Friend not paid for hen party. Would I BU to...
(194 Posts)Looking for some advice. I probably am being really unreasonable and passive aggressive too so feel free to tell me so!
A group of friends and I booked a weekend away for my hen party. Everyone confirmed they were happy with dates and costs. I booked and paid for it all. One person has not paid and is now saying they will not be coming (Quite a flaky friend- always cancels). I explained that I had paid for her place but she is refusing to give me the £100. I'm not going to ask the others to split the cost of her place because it is not fair for their costs to go up because she pulled out. I originally said this as a joke but now seriously considering it...would I be unreasonable to give her an evening invite to the wedding now instead of a day invite? It would mean I save quite a bit of money and can recoup the hen party costs 😁 I never mentioned day/evening invites previously when letting people know the date. Given her past, it would be quite likely she would not turn up for the wedding anyway!
I wouldn't invite her at all. Cut flakey people loose.
Okay I’m going to hate myself for saying this, as what you are suggesting is rude as fuck...
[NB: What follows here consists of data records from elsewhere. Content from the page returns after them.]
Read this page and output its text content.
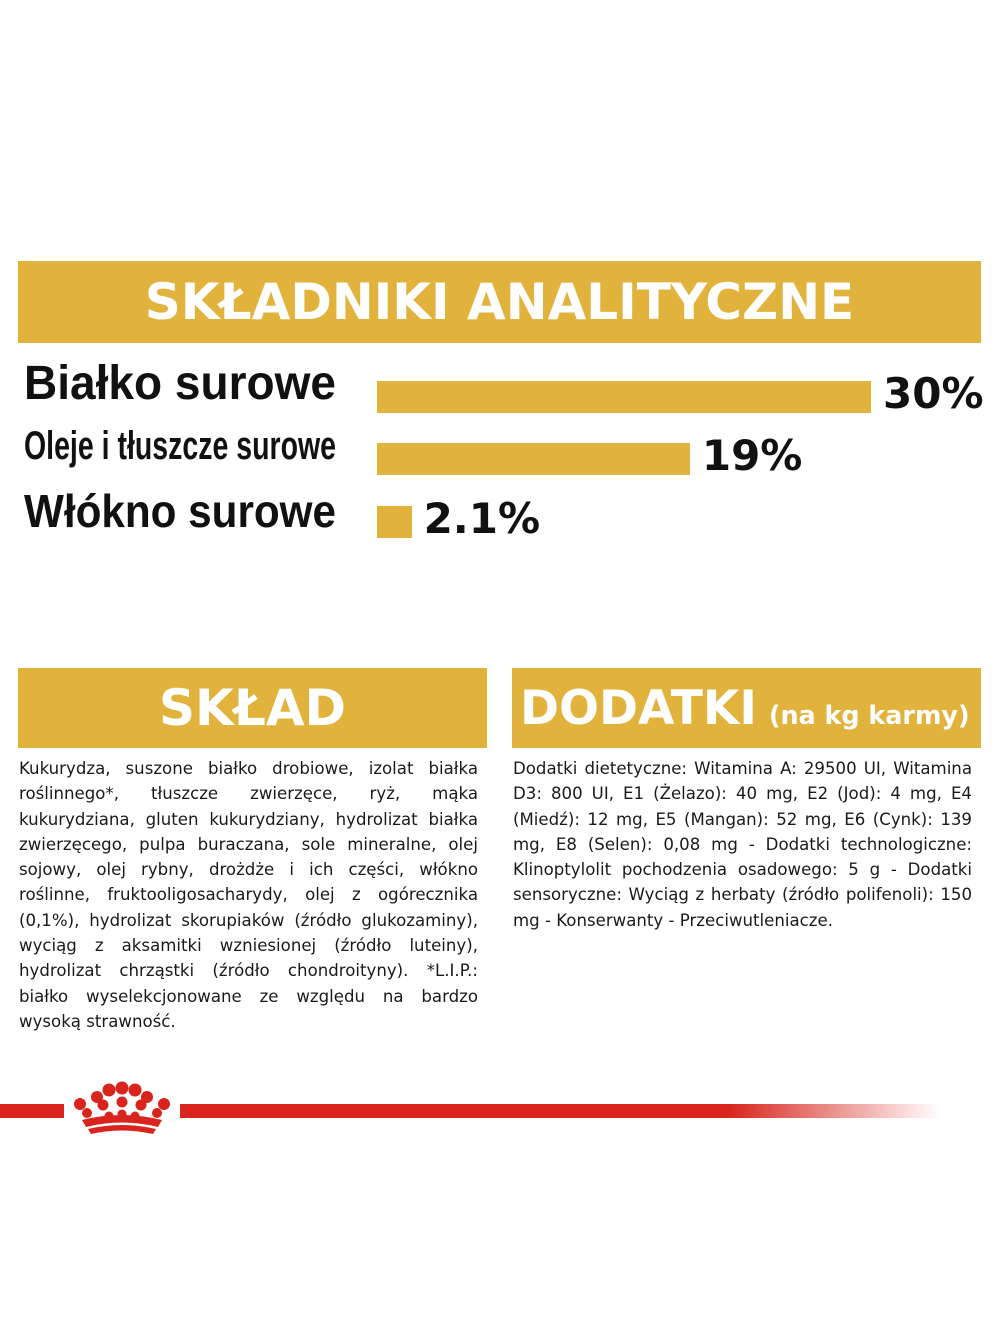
SKŁADNIKI ANALITYCZNE
Białko surowe	30%
Oleje i tłuszcze surowe	19%
Włókno surowe 2.1%
SKŁAD
Kukurydza, suszone białko drobiowe, izolat białka roślinnego*, tłuszcze zwierzęce, ryż, mąka kukurydziana, gluten kukurydziany, hydrolizat białka zwierzęcego, pulpa buraczana, sole mineralne, olej sojowy, olej rybny, drożdże i ich części, włókno roślinne, fruktooligosacharydy, olej z ogórecznika (0,1%), hydrolizat skorupiaków (źródło glukozaminy), wyciąg z aksamitki wzniesionej (źródło luteiny), hydrolizat chrząstki (źródło chondroityny). *L.I.P.: białko wyselekcjonowane ze względu na bardzo wysoką strawność.
DODATKI (na kg karmy)
Dodatki dietetyczne: Witamina A: 29500 UI, Witamina D3: 800 UI, E1 (Żelazo): 40 mg, E2 (Jod): 4 mg, E4 (Miedź): 12 mg, E5 (Mangan): 52 mg, E6 (Cynk): 139 mg, E8 (Selen): 0,08 mg - Dodatki technologiczne: Klinoptylolit pochodzenia osadowego: 5 g - Dodatki sensoryczne: Wyciąg z herbaty (źródło polifenoli): 150 mg - Konserwanty - Przeciwutleniacze.
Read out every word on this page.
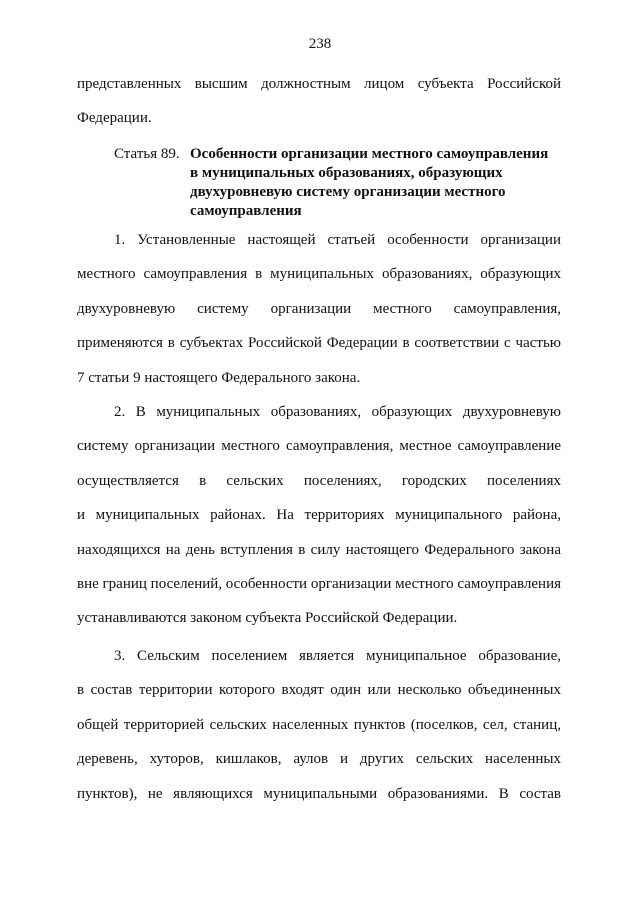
238
представленных высшим должностным лицом субъекта Российской
Федерации.
Статья 89. Особенности организации местного самоуправления
в муниципальных образованиях, образующих
двухуровневую систему организации местного
самоуправления
1. Установленные настоящей статьей особенности организации
местного самоуправления в муниципальных образованиях, образующих
двухуровневую систему организации местного самоуправления,
применяются в субъектах Российской Федерации в соответствии с частью
7 статьи 9 настоящего Федерального закона.
2. В муниципальных образованиях, образующих двухуровневую
систему организации местного самоуправления, местное самоуправление
осуществляется в сельских поселениях, городских поселениях
и муниципальных районах. На территориях муниципального района,
находящихся на день вступления в силу настоящего Федерального закона
вне границ поселений, особенности организации местного самоуправления
устанавливаются законом субъекта Российской Федерации.
3. Сельским поселением является муниципальное образование,
в состав территории которого входят один или несколько объединенных
общей территорией сельских населенных пунктов (поселков, сел, станиц,
деревень, хуторов, кишлаков, аулов и других сельских населенных
пунктов), не являющихся муниципальными образованиями. В состав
But no YWNBUruns away and hides
I would ask her one final time and give a date to pay by. If she hasn’t paid I would not send an invite. It’s so rude.
Of course cancel her wedding invitation. I wouldn’t invite her to the evening do either.
Lumbering someone with £100 and having no problem with it morally? Not a friend you want to keep.
I guess it depends on whether you want to continue the friendship or not. If not, then uninvite her.
Evening invitation is a great idea.
You're not actually uninviting her as she hasn't received the invite so yanbu.
I wouldn't invite her to either. She's a complete twat for leaving you £100 short, I'd never dream of doing this to any of my mates.
What's rude AF is to flake out and cost someone 100 quid.
I wouldn’t invite her at all.
Agree, maybe one last reminder to pay by xxx then if she doesn't, don't invite her at all. Nobody needs friends like that.
Yes. I'd withdraw her day invitation. If she asks why then explain that her pulling out of the hen do cost you money and you don't want to have the same happen with the wedding.
Evening invitation sounds ideal.
I wouldn’t invite her to be fair but an evening invitation is a nice gesture if you’re wanting to keep the friendship
I'd send her one last message asking for the money, if she doesn't pay up, don't invite her at all. Not at all unreasonable.
Just the evening invite, she doesn't deserve that though tbh
If you had booked and paid for a place for me (with me having agreed plans) and I needed to drop out, I would ask if there was any way the venue would give you a refund on the unused space. If the answer was No, I would pay up.
Dont invite her to the wedding
I agree.. I would not be inviting her atall.
Did she actually actually say she was coming and was happy with the cost before you booked? And now it’s time to pay for what she agreed to, she’s cancelled and refusing to pay?! I’m astounded someone could be that rude! YWNBU to give her an evening invite but I’d probably go one step further and not invite her at all.
Of course YANBU
the only question is: do you want to invite her at all? If you want to still make an effort, evening is fine.
YADNBU!
Did she actually actually say she was coming and was happy with the cost before you booked?
It's in the OP.
Everyone confirmed they were happy with dates and costs.
YWDNBU
But IWBVU to not come back to the thread and tell us how it goes down
I can't fathom how someone would happily leave a friend £100 out of pocket like that. So selfish!